I. Der Senat weist auf Folgendes hin:
1. Der geltend gemachte Anspruch auf Unterlassung einer Beeinträchtigung des klägerischen Grundstücks durch Benzo[a]pyren dürfte auf der Grundlage von § 862 Abs. 1 S. 2, § 858 BGB i.V.m. § 906 BGB gegeben sein.
a) Auf der Grundlage des Sach- und Streitstands dürfte festzustellen sein, dass es unabhängig von dem Streit der Parteien um die zutreffende Anwendung von Rundungsregeln jedenfalls in den Jahren 2018 (1,73 ng/m3) und 2019 (2,25 ng/m3) zu einer eindeutigen Überschreitung des in § 10 der 39. BImSchV niedergelegten Zielwerts von 1 ng/m3 für die Benzo[a]pyren-Konzentration an der Mess-Station N. und somit in der hier in Rede stehenden Nachbarschaft zur Kokerei gekommen ist.
b) Die Beklagte dürfte insoweit nicht hinreichend substantiiert in Abrede gestellt haben, dass die Überschreitung des Zielwerts maßgeblich auf den Betrieb der Kokerei zurückzuführen ist. Sie hat zwar eine alleinige Kausalität des Betriebs der Kokerei bestritten und unter Bezug auf eine Unterlage des Umweltbundesamts (Anlage BK3) auf alternative Emissionsquellen verwiesen (Kamine, Öfen, Verkehr, Industrieprozesse, Tabakrauch, Waldbrände, Vulkanausbrüche). Allerdings ist zum einen zu sehen, dass die in Rede stehenden Benzo[a]pyren-Werte ausweislich der veröffentlichten Messwerte in den genannten Jahren bundesweit mit deutlichem Abstand die höchsten waren, ohne dass von der Beklagten Alternativquellen in T. benannt werden, welche einen solchen Abstand vorderhand erklären könnten. Zum anderen haben die zuständige Bezirksregierung und die Beklagte ersichtlich davon ausgehend, dass die Beklagte maßgeblichen Einfluss auf die Benzo[a]pyren-Belastung hat, öffentlich-rechtlich verpflichtende Maßnahmen verabredet, auf deren Umsetzung die Beklagte selbst die Besserung der Messwerts in den letzten Jahren zurückführt.

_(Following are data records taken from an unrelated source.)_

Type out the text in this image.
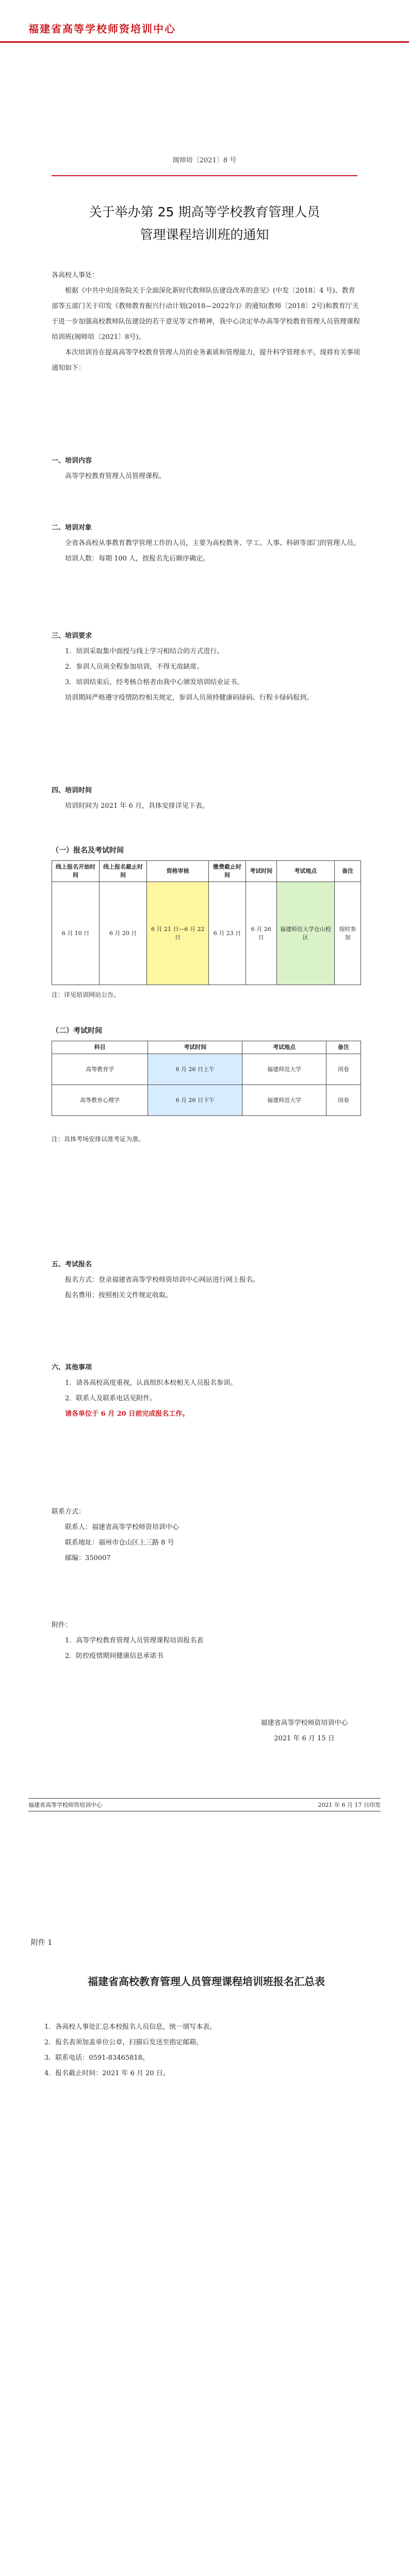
福建省高等学校师资培训中心
闽师培〔2021〕8 号
关于举办第 25 期高等学校教育管理人员
管理课程培训班的通知

各高校人事处：

根据《中共中央国务院关于全面深化新时代教师队伍建设改革的意见》(中发〔2018〕4 号)、教育部等五部门关于印发《教师教育振兴行动计划(2018—2022年)》的通知(教师〔2018〕2号)和教育厅关于进一步加强高校教师队伍建设的若干意见等文件精神，我中心决定举办高等学校教育管理人员管理课程培训班(闽师培〔2021〕8号)。

本次培训旨在提高高等学校教育管理人员的业务素质和管理能力，提升科学管理水平。现将有关事项通知如下：

一、培训内容

高等学校教育管理人员管理课程。

二、培训对象

全省各高校从事教育教学管理工作的人员，主要为高校教务、学工、人事、科研等部门的管理人员。

培训人数：每期 100 人，按报名先后顺序确定。

三、培训要求

1．培训采取集中面授与线上学习相结合的方式进行。

2．参训人员须全程参加培训，不得无故缺席。

3．培训结束后，经考核合格者由我中心颁发培训结业证书。

培训期间严格遵守疫情防控相关规定，参训人员须持健康码绿码、行程卡绿码报到。

四、培训时间

培训时间为 2021 年 6 月，具体安排详见下表。

（一）报名及考试时间
线上报名开始时间	线上报名截止时间	资格审核	缴费截止时间	考试时间	考试地点	备注
6 月 10 日	6 月 20 日	6 月 21 日—6 月 22 日	6 月 23 日	6 月 26 日	福建师范大学仓山校区	按时参加

注：详见培训网站公告。

（二）考试时间
科目	考试时间	考试地点	备注
高等教育学	6 月 26 日上午	福建师范大学	闭卷
高等教育心理学	6 月 26 日下午	福建师范大学	闭卷

注：具体考场安排以准考证为准。

五、考试报名

报名方式：登录福建省高等学校师资培训中心网站进行网上报名。

报名费用：按照相关文件规定收取。

六、其他事项

1．请各高校高度重视，认真组织本校相关人员报名参训。

2．联系人及联系电话见附件。

请各单位于 6 月 20 日前完成报名工作。

联系方式：

联系人：福建省高等学校师资培训中心

联系地址：福州市仓山区上三路 8 号

邮编：350007

附件：

1．高等学校教育管理人员管理课程培训报名表

2．防控疫情期间健康信息承诺书

福建省高等学校师资培训中心
2021 年 6 月 15 日
福建省高等学校师资培训中心	2021 年 6 月 17 日印发
附件 1
福建省高校教育管理人员管理课程培训班报名汇总表

1．各高校人事处汇总本校报名人员信息，统一填写本表。

2．报名表须加盖单位公章，扫描后发送至指定邮箱。

3．联系电话：0591-83465818。

4．报名截止时间：2021 年 6 月 20 日。
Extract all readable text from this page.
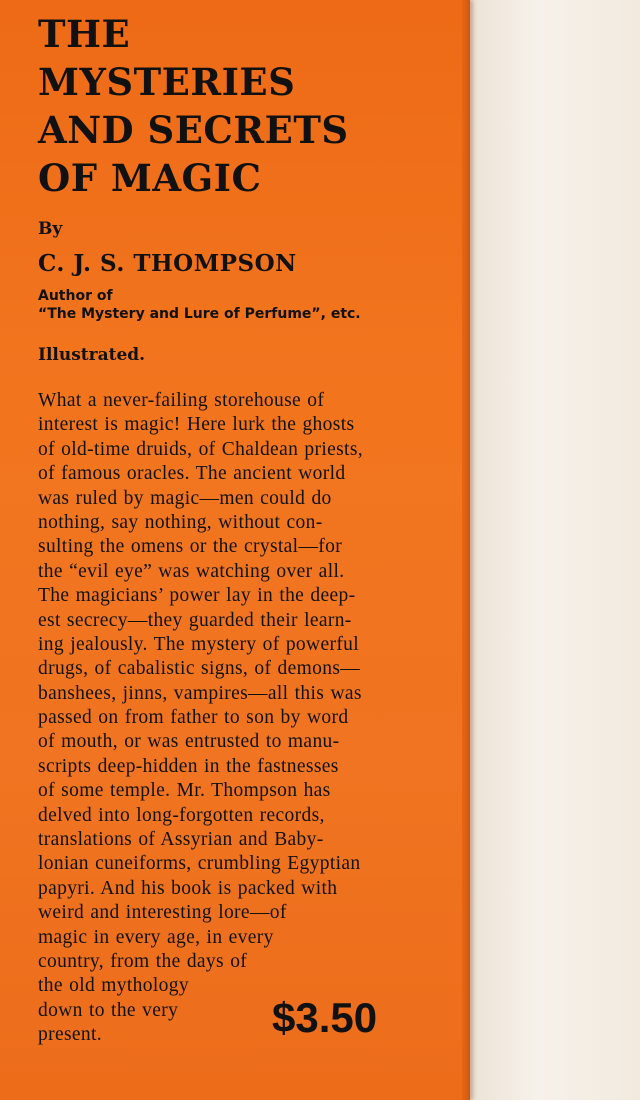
THE
MYSTERIES
AND SECRETS
OF MAGIC
By
C. J. S. THOMPSON
Author of
“The Mystery and Lure of Perfume”, etc.
Illustrated.
What a never-failing storehouse of
interest is magic! Here lurk the ghosts
of old-time druids, of Chaldean priests,
of famous oracles. The ancient world
was ruled by magic—men could do
nothing, say nothing, without con-
sulting the omens or the crystal—for
the “evil eye” was watching over all.
The magicians’ power lay in the deep-
est secrecy—they guarded their learn-
ing jealously. The mystery of powerful
drugs, of cabalistic signs, of demons—
banshees, jinns, vampires—all this was
passed on from father to son by word
of mouth, or was entrusted to manu-
scripts deep-hidden in the fastnesses
of some temple. Mr. Thompson has
delved into long-forgotten records,
translations of Assyrian and Baby-
lonian cuneiforms, crumbling Egyptian
papyri. And his book is packed with
weird and interesting lore—of
magic in every age, in every
country, from the days of
the old mythology
down to the very
present.	$3.50
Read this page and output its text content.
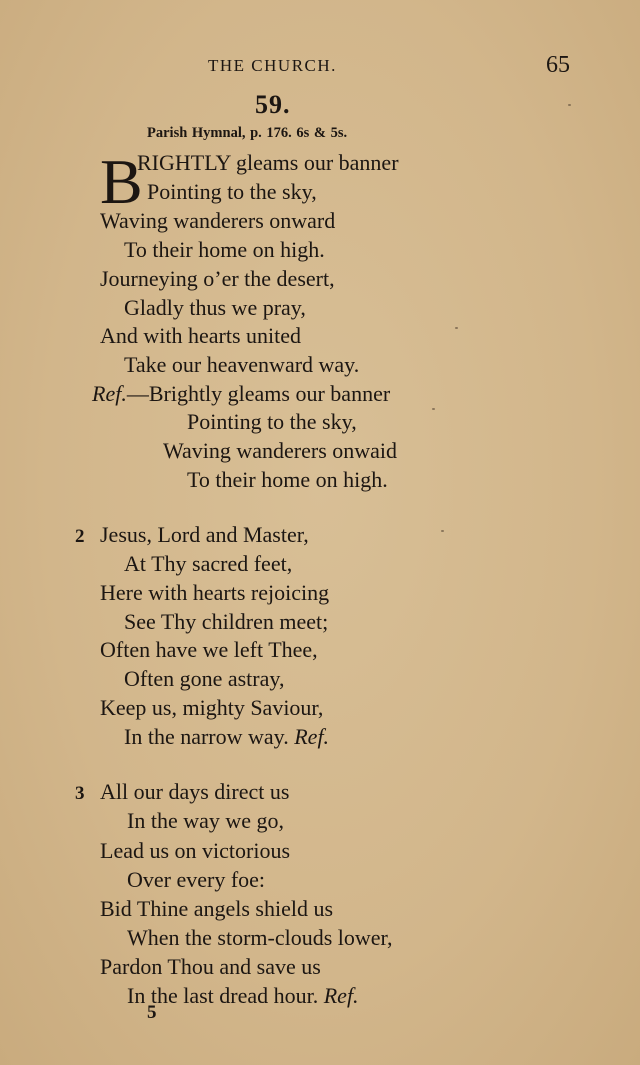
THE CHURCH.	65
59.
Parish Hymnal, p. 176. 6s & 5s.
B
RIGHTLY gleams our banner
Pointing to the sky,
Waving wanderers onward
To their home on high.
Journeying o’er the desert,
Gladly thus we pray,
And with hearts united
Take our heavenward way.
Ref.—Brightly gleams our banner
Pointing to the sky,
Waving wanderers onwaid
To their home on high.
2 Jesus, Lord and Master,
At Thy sacred feet,
Here with hearts rejoicing
See Thy children meet;
Often have we left Thee,
Often gone astray,
Keep us, mighty Saviour,
In the narrow way. Ref.
3 All our days direct us
In the way we go,
Lead us on victorious
Over every foe:
Bid Thine angels shield us
When the storm-clouds lower,
Pardon Thou and save us
In the last dread hour. Ref.
5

Vor diesem Hintergrund bedürfte es eingehenderen Vortrags, auf welche sonstige Quellen außer der Kokerei der Beklagten die Benzo[a]pyren-Belastung zurückzuführen sein sollte.
c) Die deutliche Überschreitung des Zielwerts von § 10 der 39. BImSchV dürfte dabei die Wesentlichkeit der Beeinträchtigung im Sinne von § 906 Abs. 1 BGB unabhängig davon, ob ein Zielwert als Grenz- oder Richtwert im Sinne der Vorschrift anzusehen ist, zumindest indizieren, zumal die grundsätzliche Gesundheitsgefährlichkeit von Benzo[a]pyren jedenfalls ab einer bestimmten Konzentration außer Streit stehen dürfte. Substantiierter Vortrag dazu, dass die Belastung gleichwohl nur unwesentlich ist, ist seitens der Beklagten nicht erfolgt. Dabei dürfte es auch keine Rolle spielen, ob und in welcher Weise die Kläger ihren Garten tatsächlich zum Anbau von Nahrungspflanzen nutzen.
d) Die damit in Rede stehende Belastung mit Benzo[a]pyren dürfte nicht ortsüblich im Sinne von § 906 Abs. 2 S. 1 BGB sein. Dabei geht der Senat zwar davon aus, dass der Betrieb der Kokerei als solcher nicht zuletzt wegen der offensichtlich das Gebiet prägenden Bedeutung des inzwischen fast hundertjährigen Kokereibetriebs eine ortsübliche Benutzung des Betriebsgeländes in T. darstellt. Jedoch dürften die in Rede stehenden Zielwertüberschreitungen in den Jahren 2018 und 2019 den ortsüblichen Rahmen überschritten haben. Jedenfalls geht die Beklagte ersichtlich selbst davon aus, diese Zielwertüberschreitungen durch wirtschaftlich zumutbare Maßnahmen verhindern zu können (und in den späteren Jahren auch verhindert zu haben).
e) Schließlich dürfte auch die von § 862 Abs. 1 S. 2 BGB geforderte Wiederholungsgefahr vorliegen. Diese wird aufgrund der vorangegangenen Störung zunächst tatsächlich vermutet. Die Beklagte dürfte diese Vermutung auch nicht entkräftet haben. Sie legt zwar im Detail dar, welche Maßnahmen sie mit der zuständigen Bezirksregierung in einem öffentlich-rechtlichen Vertrag vereinbart hat. Auch deuten die Messwerte für die Jahre 2020 (1,1 ng/m3) und 2021 (0,71 ng/m3) darauf hin, dass die ergriffenen Maßnahmen Wirkung zeigen. An den Nachweis des Wegfalls der Wiederholungsgefahr sind indes strenge Anforderungen zu stellen und die Beklagte muss angesichts der vorangegangenen mehrfachen Störungen durch ihr Verhalten ein Vertrauen dahingehend begründen, dass sie tatsächlich alles in ihrer Macht Stehende getan hat und tut, um die Immissionen wirksam und dauerhaft zu verhindern. Dafür dürfte der bislang verstrichene Zeitraum ohne Zielwertüberschreitung nicht ausreichen, zumal sich aus der von der Beklagten vorgelegten Anlage B64 – und auch aus den sonstigen öffentlich abrufbaren Messdaten des LANUV – für 2022 stark erhöhte Einzelwerte ergeben.
2. Der geltend gemachte Anspruch auf Unterlassung einer Beeinträchtigung des klägerischen Grundstücks mit Koks- und Kohlepartikeln dürfte sich aufgrund des bisherigen Sach- und Streitstands und der erstinstanzlichen Beweisaufnahme noch nicht abschließend begründen oder ablehnen lassen.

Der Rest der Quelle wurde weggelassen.